Jonny: I also enjoyed the mythical allusions. In middle school, mythology was my favorite class I took (sixth grade actually). Seeing it referenced anywhere always gives me a strong sense of imagery, and it touched on valid concerns that the characters had in that section of the book. It definitely strengthened the tale.
5. When the bus breaks down, Ollie has to make an important decision on whether she stays with her class or goes it alone into the woods. Would you have stayed on the bus or followed her?
Iseult:Give me a book and a light to read by, and they’d probably have to pry me out of the bus with crowbars when it got back to the depot. However, I do like to be different, so I could see myself following Ollie off the bus. If I’d access to the information that she did, no power on earth could have kept me in that vehicle.
Jonny: Haha, Iseult!
Given that I’m not Ollie herself, I would’ve listened to the concern and rationality in her argument and went with her. I’m not a big fan of public transit anyways, and being stuck on a bus sounds like the ninth dimension of hell to me, so it wouldn’t take much.
6. Would you rescue a book from a crazy woman who was about to throw it into a river, like Ollie did in Small Spaces?
Iseult: When I was Ollie’s age, I thought books were practically scared, and the thought of damaging them or destroying them in anyway appalled me. I would have saved the book no question.

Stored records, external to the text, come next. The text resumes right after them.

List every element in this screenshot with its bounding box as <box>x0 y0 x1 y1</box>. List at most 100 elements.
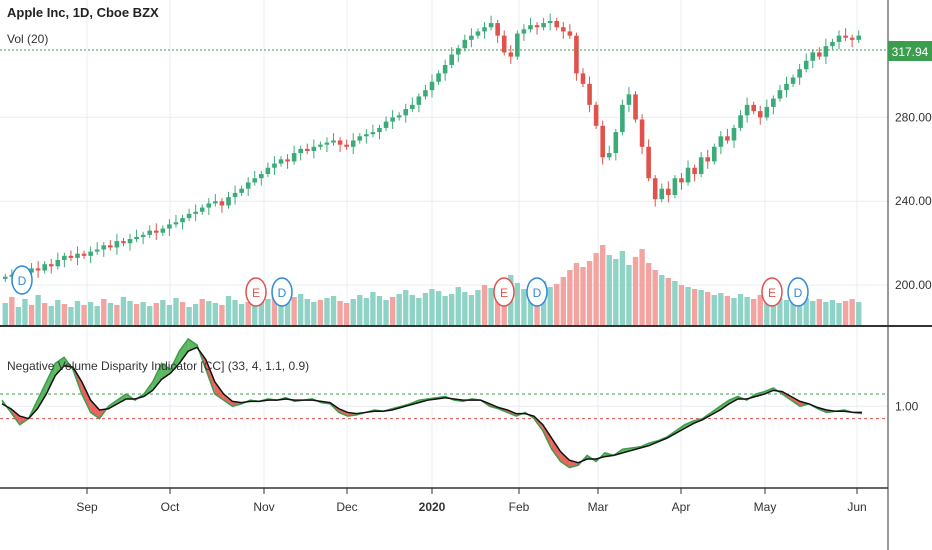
candle-body <box>541 23 546 28</box>
candle-body <box>140 234 146 237</box>
candle-body <box>784 83 789 91</box>
volume-bar <box>659 275 665 325</box>
volume-bar <box>842 301 849 325</box>
indicator-fill <box>179 338 189 364</box>
indicator-fill <box>161 363 171 380</box>
volume-bar <box>764 292 770 325</box>
candle-body <box>62 255 67 260</box>
volume-bar <box>337 301 343 325</box>
candle-body <box>561 27 566 32</box>
volume-bar <box>370 292 376 325</box>
volume-bar <box>554 284 560 325</box>
time-axis: Sep Oct Nov Dec 2020 Feb Mar Apr May Jun <box>76 488 867 514</box>
candle-body <box>121 241 126 244</box>
candle-body <box>731 127 737 141</box>
indicator-fill <box>37 381 47 409</box>
volume-bar <box>849 299 855 325</box>
volume-bar <box>600 245 606 325</box>
volume-bar <box>28 305 35 325</box>
volume-bar <box>462 292 468 325</box>
earnings-marker[interactable]: E <box>493 277 515 307</box>
candle-body <box>751 104 756 112</box>
volume-bar <box>573 263 580 325</box>
candle-body <box>633 94 638 120</box>
volume-bar <box>810 301 816 325</box>
last-price-tag[interactable] <box>888 41 932 61</box>
candle-body <box>606 153 612 158</box>
candle-body <box>68 255 74 258</box>
candle-body <box>836 35 842 42</box>
candle-body <box>265 167 271 175</box>
dividend-marker[interactable]: D <box>526 277 548 307</box>
candle-body <box>219 201 225 206</box>
volume-bar <box>396 294 402 325</box>
candle-body <box>213 201 218 204</box>
volume-bar <box>494 293 501 325</box>
candle-body <box>252 178 258 183</box>
volume-bar <box>567 270 573 325</box>
candle-body <box>672 178 678 195</box>
volume-bar <box>777 298 783 325</box>
earnings-marker[interactable]: E <box>245 277 267 307</box>
candle-body <box>849 37 855 40</box>
candle-body <box>278 159 284 164</box>
time-tick-label: Sep <box>76 500 98 514</box>
dividend-marker[interactable]: D <box>271 277 293 307</box>
volume-bar <box>829 300 836 325</box>
candle-body <box>462 39 468 49</box>
indicator-axis: 1.00 <box>895 399 919 413</box>
candle-body <box>259 174 264 179</box>
volume-bar <box>41 303 48 325</box>
volume-title[interactable]: Vol (20) <box>7 32 48 46</box>
volume-bar <box>265 299 271 325</box>
volume-bar <box>455 287 461 325</box>
volume-bar <box>836 303 842 325</box>
indicator-title[interactable]: Negative Volume Disparity Indicator [CC]… <box>7 359 309 373</box>
candle-body <box>639 119 645 147</box>
candle-body <box>436 73 441 82</box>
candle-body <box>823 46 829 57</box>
candle-body <box>587 83 592 105</box>
candle-body <box>646 146 651 179</box>
volume-bar <box>206 301 212 325</box>
candle-body <box>147 230 153 235</box>
volume-bar <box>107 303 114 325</box>
volume-bars <box>2 245 862 325</box>
candle-body <box>764 106 770 118</box>
candle-body <box>324 142 330 145</box>
volume-bar <box>429 289 435 325</box>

These days, while I still shiver at the thought of destroying books (I have saved books from dumpsters because I couldn’t bear the sight of them thrown away when they could have been rehomed), I realize that destroying the physical copy of a book isn’t the same as destroying the ideas it contains. However, I would still save the book, because throwing books into rivers is littering.
Jonny: When I was a kid, I hadn’t really formed an opinion on books. Yes, if you threw away my Animorphs or Goosebumps I’d probably start throwing rocks at you, but if some crazy lady was gonna throw a book into a river I would probably be creeped out and leave her be.
However, these days I would probably shout at the woman for her poor sense of judgment and demand she hand the book over, while keeping a six-foot distance of course. Don’t make me kick your booty, crazy lady!
This was great fun, as always, Jonny. I loved your questions and answers. I look forward to our next buddy read. I can’t believe Small Spaces was our fourth!